When we expect anything more from a loved and beloved nonrecovering alcoholic, we are setting ourselves up for heartbreak. Fig trees bear figs, not peaches. What we are able to do emanates from what we are, not from what we wish we were.

Today, I will not frustrate myself with unrealistic expectations. What I cannot change, I will accept.

02/11/2023

The meeting of two personalities is like the contact of two chemical substances: if there is any reaction, both are transformed.
~Carl Jung

It's been said that no one comes into our lives by accident. We may have a sense that something inevitable and wonderful has occurred when we meet a true friend, mentor, or romantic partner. But just as frequently we encounter people with whom we are incompatible or who seem to threaten our sense of security or self-love.

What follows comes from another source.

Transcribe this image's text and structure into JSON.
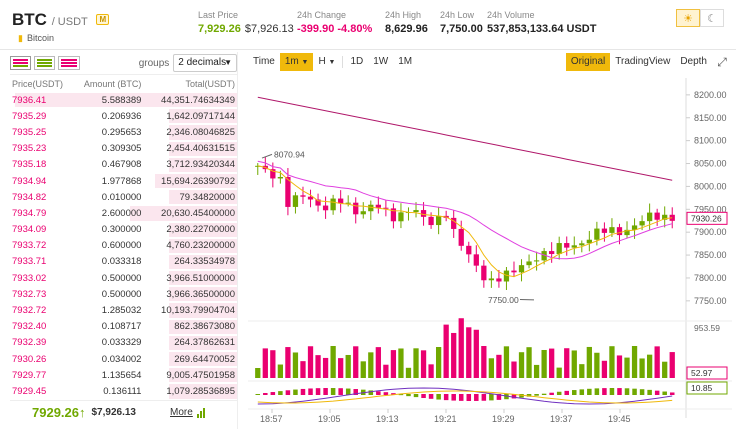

Those people, too, offer us valuable experience. Their presence in our lives requires us to define more clearly our personal values, traditions, and boundaries. They teach us patience and tolerance and help us learn to set limits and speak our truths clearly and assertively. Those who challenge us enhance our process of development. As we express gratitude for the people in our lives today, let's include those who challenge us as well as those for whom our love flows with ease.

Today, I give thanks for all the people in my life, past and present.

02/10/2023

We need to share our problems to find our solutions.
Trying to solve a problem alone, without the benefit of the wisdom of other people, often leaves us stuck with an even worse problem. On the other hand, sharing any problem with interested, compassionate people, such as those we meet in the program, guarantees that many responses will surface. Each person will offer a unique and genuine perspective from which the best solution can be gleaned.

It's not unusual that we kept our problems to ourselves for years. Most of us were ashamed that we didn't have perfect lives; we thought most of the people we knew did. We didn't know that our secrets kept us very stuck. Now we are learning that sharing secrets with trusted others frees us from the burden of our secrets. We can make progress toward those perfect lives only if we tell who we really are and what is really going on. What surprises have been in store for us since we joined the program!

Telling a trusted friend about a problem will make this day more productive. And the problem may get solved too!